HELEN BRANSWELL, CANADIAN PRESS: Thank you very much. Dr. Gerberding, hi. Thanks for doing this. If you had released or the CDC this a year ago or 18 months ago, I think there would have been a run on masks and N95, today I'm not sure if this won't be just greeted with kind of a yawn.
I'm wondering if you think that the level of pandemic anxiety has sort of found a more comfortable and sensible medium or if you are concerned that people may now think that the risk has passed or that the risk never really existed in the first place with H5N1.
DR. GERBERDING: Let me start with the second part of your question because we are concerned that people are becoming complacent or have removed their focus on the possibility of a pandemic. I think that's very dangerous. We know that a pandemic will eventually occur. We always say it's not a question of if; it's a question of when.
There is nothing about the H5N1 bird flu right now that's offering us any reassurance compared to where we were last year and in fact we have some ongoing concerns about the way that virus is evolving.
But if it's not H5N1, there are still many other possibilities so we urge people to take preparedness for a pandemic seriously, but in a sense we're also glad that as we've talked more about it and as people are beginning to kind of take their own preparedness into their own hands, that it's beginning to feel more manageable. It's less frightening. People are more action oriented.
They are more thoughtful about their decisions and this really is a good time to be thinking about masks because people - many people are at a point where they have looked around and done some of the things they need to do to prepare.
But this is always one with a big question mark and we've been, I think, waiting to some extend to try to get the science that we like to have before we issue firm guidelines. But we recognize that people will make decisions for themselves based on their own common sense and that's bound to be an important part of that so we wanted to get this information out and just add one more tool to the toolkit of things that people can do to prepare. I can take another telephone question please.
Ms. Branswell, as always, cuts right the heart of the matter with her question, and Dr. Gerberding gives an sobering reply.
There is nothing about the H5N1 bird flu right now that's offering us any reassurance compared to where we were last year and in fact we have some ongoing concerns about the way that virus is evolving.
There are some who maintain that if the virus were going to go pandemic, it would have by now. But that ignores that fact that the virus is constantly changing, and mutating, and that the timetable of such things is beyond our knowledge.

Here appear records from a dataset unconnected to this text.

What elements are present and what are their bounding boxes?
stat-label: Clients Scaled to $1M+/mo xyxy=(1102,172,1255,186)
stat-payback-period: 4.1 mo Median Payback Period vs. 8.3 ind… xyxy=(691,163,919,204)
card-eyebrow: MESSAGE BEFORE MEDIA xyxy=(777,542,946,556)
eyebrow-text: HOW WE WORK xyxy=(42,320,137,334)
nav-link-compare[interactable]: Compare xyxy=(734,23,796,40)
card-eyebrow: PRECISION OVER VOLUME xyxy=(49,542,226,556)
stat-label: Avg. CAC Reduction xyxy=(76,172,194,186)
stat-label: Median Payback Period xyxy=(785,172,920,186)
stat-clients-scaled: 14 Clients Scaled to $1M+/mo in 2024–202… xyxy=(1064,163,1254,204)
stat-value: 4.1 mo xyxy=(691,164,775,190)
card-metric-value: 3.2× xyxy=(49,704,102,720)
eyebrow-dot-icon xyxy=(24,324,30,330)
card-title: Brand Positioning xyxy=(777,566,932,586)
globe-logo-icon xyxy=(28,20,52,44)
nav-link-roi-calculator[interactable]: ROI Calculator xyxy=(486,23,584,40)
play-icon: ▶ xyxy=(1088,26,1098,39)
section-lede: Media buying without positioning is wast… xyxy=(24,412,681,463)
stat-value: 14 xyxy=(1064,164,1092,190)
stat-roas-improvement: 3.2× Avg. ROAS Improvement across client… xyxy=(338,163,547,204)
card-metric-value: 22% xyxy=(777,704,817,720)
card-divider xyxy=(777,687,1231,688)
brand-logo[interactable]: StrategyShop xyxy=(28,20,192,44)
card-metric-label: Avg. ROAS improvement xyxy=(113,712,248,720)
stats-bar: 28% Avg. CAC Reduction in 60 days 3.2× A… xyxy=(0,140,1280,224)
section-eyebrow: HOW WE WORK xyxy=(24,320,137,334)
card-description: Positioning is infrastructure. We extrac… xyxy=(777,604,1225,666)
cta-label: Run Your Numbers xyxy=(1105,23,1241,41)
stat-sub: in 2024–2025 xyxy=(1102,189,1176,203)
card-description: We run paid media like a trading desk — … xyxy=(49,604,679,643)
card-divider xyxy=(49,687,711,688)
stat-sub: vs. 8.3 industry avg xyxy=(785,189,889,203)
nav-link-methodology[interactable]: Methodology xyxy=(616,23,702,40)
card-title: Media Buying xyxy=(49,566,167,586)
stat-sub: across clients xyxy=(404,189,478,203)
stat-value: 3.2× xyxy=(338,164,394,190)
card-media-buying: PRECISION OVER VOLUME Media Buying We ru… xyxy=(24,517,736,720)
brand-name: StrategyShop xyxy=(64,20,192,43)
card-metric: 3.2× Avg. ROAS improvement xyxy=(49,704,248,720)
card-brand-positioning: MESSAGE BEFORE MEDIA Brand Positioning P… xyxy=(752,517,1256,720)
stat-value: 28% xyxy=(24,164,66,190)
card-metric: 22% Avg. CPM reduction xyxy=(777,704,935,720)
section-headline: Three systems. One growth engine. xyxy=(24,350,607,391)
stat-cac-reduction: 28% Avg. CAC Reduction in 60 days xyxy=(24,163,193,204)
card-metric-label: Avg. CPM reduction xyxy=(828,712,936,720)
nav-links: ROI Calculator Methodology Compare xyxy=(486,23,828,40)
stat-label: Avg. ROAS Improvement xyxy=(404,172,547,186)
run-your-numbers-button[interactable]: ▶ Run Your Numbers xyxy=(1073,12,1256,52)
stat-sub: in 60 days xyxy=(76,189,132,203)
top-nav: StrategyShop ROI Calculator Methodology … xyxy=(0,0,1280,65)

I'm not a virologist, and so I can offer no independent analysis of the changes in the sequences. But I know many virologists are watching the virus with alarm as it evolves into a more mammalian adapted pathogen. It now infects cats, previously thought to be largely immune to influenza viruses, and of course pigs, and ferrets.
The virus is learning, through trial and error and evolutionary pressures, to expand its host range. And that is less than comforting.

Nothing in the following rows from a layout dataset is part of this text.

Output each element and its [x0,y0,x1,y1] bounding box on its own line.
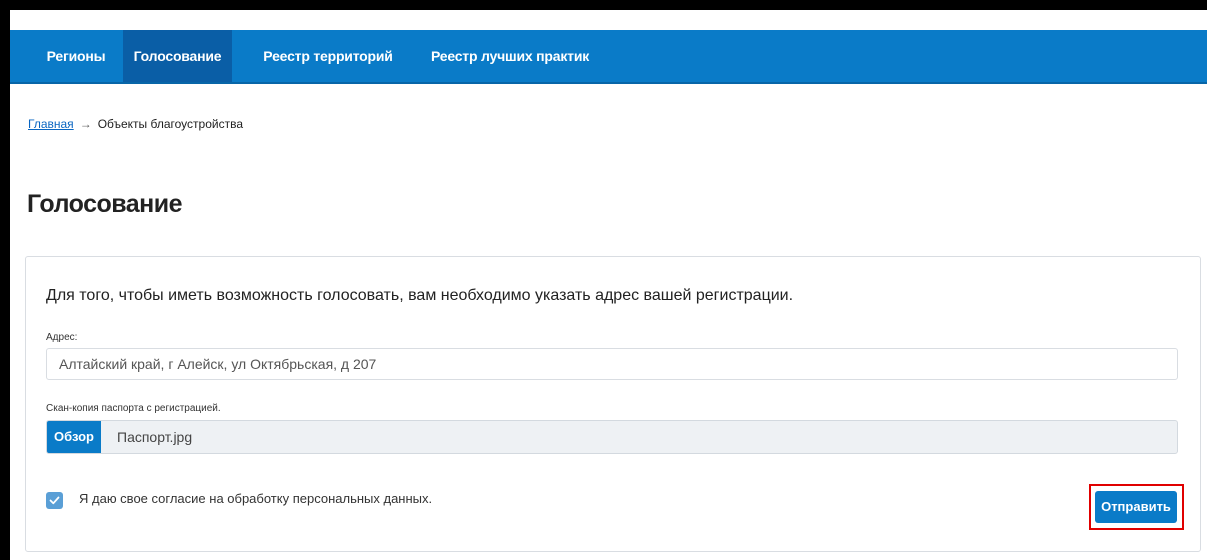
breadcrumb-separator: → [79,117,92,131]
checkmark-icon [49,496,60,505]
form-intro-text: Для того, чтобы иметь возможность голосо… [46,287,794,304]
nav-item-best-practices-registry[interactable]: Реестр лучших практик [420,30,600,82]
page-title: Голосование [27,190,183,218]
breadcrumb: Главная → Объекты благоустройства [28,117,243,131]
nav-item-territory-registry[interactable]: Реестр территорий [252,30,404,82]
screenshot-frame-top [0,0,1207,10]
nav-item-voting[interactable]: Голосование [123,30,232,82]
passport-file-input[interactable]: Обзор Паспорт.jpg [46,420,1178,454]
breadcrumb-current: Объекты благоустройства [97,117,243,131]
file-name: Паспорт.jpg [117,429,193,445]
consent-label: Я даю свое согласие на обработку персона… [79,491,433,506]
main-navbar: Регионы Голосование Реестр территорий Ре… [10,30,1207,84]
screenshot-frame-left [0,0,10,560]
browse-button[interactable]: Обзор [47,421,101,453]
passport-scan-label: Скан-копия паспорта с регистрацией. [46,403,221,414]
top-strip [10,10,1207,30]
submit-button[interactable]: Отправить [1095,491,1177,523]
address-label: Адрес: [46,332,78,343]
consent-checkbox[interactable] [46,492,63,509]
breadcrumb-home-link[interactable]: Главная [28,117,74,131]
nav-item-regions[interactable]: Регионы [31,30,121,82]
address-input[interactable]: Алтайский край, г Алейск, ул Октябрьская… [46,348,1178,380]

These subtle, though important changes, are why governments are taking the virus far more seriously today than they were two years ago.
Although the science is sparse, anecdotal accounts in medical journals from the early 1900's give us clues that the 1918 Spanish Flu may have taken years to fulminate into a pandemic. There is evidence that it didn't erupt overnight.

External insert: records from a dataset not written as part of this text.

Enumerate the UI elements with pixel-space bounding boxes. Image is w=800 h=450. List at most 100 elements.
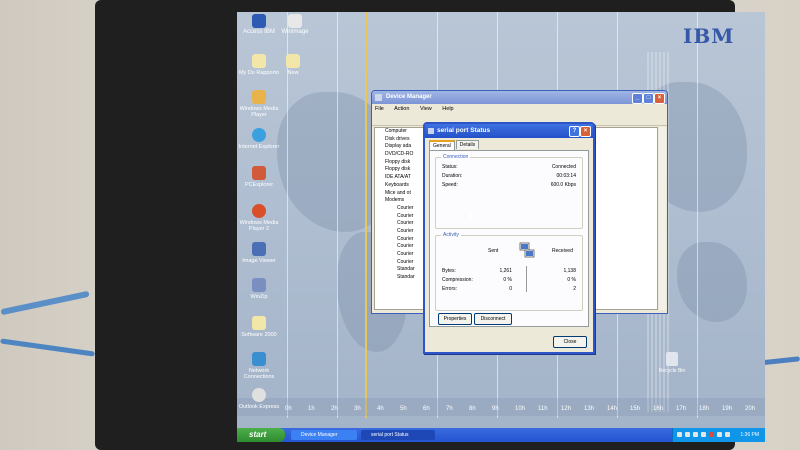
desktop-icon[interactable]: Windows Media Player 2 xyxy=(237,204,281,232)
device-manager-titlebar[interactable]: Device Manager _ □ × xyxy=(372,91,667,104)
timezone-label: 14h xyxy=(607,406,618,412)
recycle-bin-icon[interactable]: Recycle Bin xyxy=(657,352,687,374)
connection-icon xyxy=(428,128,434,134)
speed-value: 600.0 Kbps xyxy=(550,182,576,188)
monitor-bezel: 0h 1h 2h 3h 4h 5h 6h 7h 8h 9h 10h 11h 12h 13h 14h 15h 16… xyxy=(95,0,765,450)
minimize-button[interactable]: _ xyxy=(632,93,643,104)
dialog-close-button[interactable]: × xyxy=(580,126,591,137)
desktop-icon[interactable]: Image Viewer xyxy=(237,242,281,264)
tab-strip: General Details xyxy=(429,140,480,151)
help-button[interactable]: ? xyxy=(569,126,580,137)
desktop-icon[interactable]: Network Connections xyxy=(237,352,281,380)
timezone-label: 19h xyxy=(722,406,733,412)
duration-value: 00:03:14 xyxy=(556,173,576,179)
mouse-cursor xyxy=(469,214,473,222)
desktop-icon[interactable]: Outlook Express xyxy=(237,388,281,410)
timezone-label: 5h xyxy=(400,406,407,412)
timezone-label: 15h xyxy=(630,406,641,412)
bytes-label: Bytes: xyxy=(442,268,456,274)
timezone-label: 4h xyxy=(377,406,384,412)
activity-group: Activity Sent Received Bytes: 1,261 1,13… xyxy=(435,232,583,311)
close-button[interactable]: × xyxy=(654,93,665,104)
timezone-label: 9h xyxy=(492,406,499,412)
tray-icon[interactable] xyxy=(717,432,722,437)
dialog-titlebar[interactable]: serial port Status ? × xyxy=(425,124,593,138)
timezone-label: 10h xyxy=(515,406,526,412)
timezone-label: 16h xyxy=(653,406,664,412)
meridian xyxy=(365,12,367,418)
timezone-label: 11h xyxy=(538,406,548,412)
properties-button[interactable]: Properties xyxy=(438,313,472,325)
duration-label: Duration: xyxy=(442,173,463,179)
desktop-icon[interactable]: Windows Media Player xyxy=(237,90,281,118)
ibm-logo: IBM xyxy=(683,24,735,48)
general-panel: Connection Status: Connected Duration: 0… xyxy=(429,150,589,327)
disconnect-button[interactable]: Disconnect xyxy=(474,313,512,325)
device-manager-icon xyxy=(375,94,382,101)
status-value: Connected xyxy=(551,164,576,170)
bytes-received-value: 1,138 xyxy=(563,268,576,274)
timezone-label: 1h xyxy=(308,406,315,412)
timezone-label: 3h xyxy=(354,406,361,412)
desktop-icon[interactable]: Software 2000 xyxy=(237,316,281,338)
timezone-label: 2h xyxy=(331,406,338,412)
menu-action[interactable]: Action xyxy=(394,106,409,112)
tray-icon[interactable] xyxy=(693,432,698,437)
desktop-screen: 0h 1h 2h 3h 4h 5h 6h 7h 8h 9h 10h 11h 12h 13h 14h 15h 16… xyxy=(237,12,765,442)
desktop-icon[interactable]: Internet Explorer xyxy=(237,128,281,150)
meridian xyxy=(337,12,338,418)
close-dialog-button[interactable]: Close xyxy=(553,336,587,348)
window-title: Device Manager xyxy=(386,94,432,100)
timezone-label: 17h xyxy=(676,406,687,412)
compression-label: Compression: xyxy=(442,277,473,283)
access-ibm-icon[interactable]: Access IBM xyxy=(239,14,279,35)
tray-icon[interactable] xyxy=(709,432,714,437)
timezone-label: 6h xyxy=(423,406,430,412)
compression-sent-value: 0 % xyxy=(503,277,512,283)
taskbar-serial-port-status[interactable]: serial port Status xyxy=(361,430,435,440)
received-label: Received xyxy=(552,248,573,254)
speed-label: Speed: xyxy=(442,182,458,188)
timezone-label: 8h xyxy=(469,406,476,412)
folder-icon[interactable]: New xyxy=(271,54,315,76)
timezone-label: 7h xyxy=(446,406,453,412)
timezone-label: 0h xyxy=(285,406,292,412)
serial-port-status-dialog[interactable]: serial port Status ? × General Details C… xyxy=(423,122,595,354)
tray-icon[interactable] xyxy=(725,432,730,437)
menu-help[interactable]: Help xyxy=(442,106,453,112)
tray-icon[interactable] xyxy=(701,432,706,437)
start-button[interactable]: start xyxy=(237,428,285,442)
clock[interactable]: 1:36 PM xyxy=(740,428,759,442)
timezone-label: 20h xyxy=(745,406,756,412)
computers-activity-icon xyxy=(518,241,536,261)
tray-icon[interactable] xyxy=(677,432,682,437)
connection-group: Connection Status: Connected Duration: 0… xyxy=(435,154,583,229)
compression-received-value: 0 % xyxy=(567,277,576,283)
tab-details[interactable]: Details xyxy=(455,140,480,149)
errors-label: Errors: xyxy=(442,286,457,292)
activity-divider xyxy=(526,266,527,292)
sent-label: Sent xyxy=(488,248,499,254)
timezone-label: 13h xyxy=(584,406,595,412)
desktop-icon[interactable]: WinZip xyxy=(237,278,281,300)
tray-icon[interactable] xyxy=(685,432,690,437)
menu-file[interactable]: File xyxy=(375,106,384,112)
errors-received-value: 2 xyxy=(573,286,576,292)
bytes-sent-value: 1,261 xyxy=(499,268,512,274)
taskbar-device-manager[interactable]: Device Manager xyxy=(291,430,357,440)
activity-legend: Activity xyxy=(441,232,461,238)
status-label: Status: xyxy=(442,164,458,170)
connection-legend: Connection xyxy=(441,154,471,160)
winimage-icon[interactable]: WinImage xyxy=(275,14,315,35)
taskbar: start Device Manager serial port Status … xyxy=(237,428,765,442)
system-tray: 1:36 PM xyxy=(672,428,765,442)
maximize-button[interactable]: □ xyxy=(643,93,654,104)
errors-sent-value: 0 xyxy=(509,286,512,292)
timezone-label: 18h xyxy=(699,406,710,412)
dialog-title: serial port Status xyxy=(437,127,491,134)
desktop-icon[interactable]: PCExplorer xyxy=(237,166,281,188)
menu-view[interactable]: View xyxy=(420,106,432,112)
timezone-label: 12h xyxy=(561,406,572,412)
vertical-scrollbar[interactable] xyxy=(659,127,666,310)
map-land xyxy=(677,242,747,322)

The difference today is, we are watching the virus as it evolves, and have had a warning that those in 1918 simply never could have dreamed of. While we don't fully understand all of the changes we are seeing, we do know they are moving in an uncomfortable direction.
As far as how long all of this will take? No one knows. H5N1 could need another year or two to mature, or perhaps it never will. Or it could happen tomorrow. Our understanding of the process is limited. But right now, H5N1 appears to be on a path that would evolve it into a human pathogen.
It would be tragic if we simply ignored the ample warning we've been given, simply because we lack patience and understanding.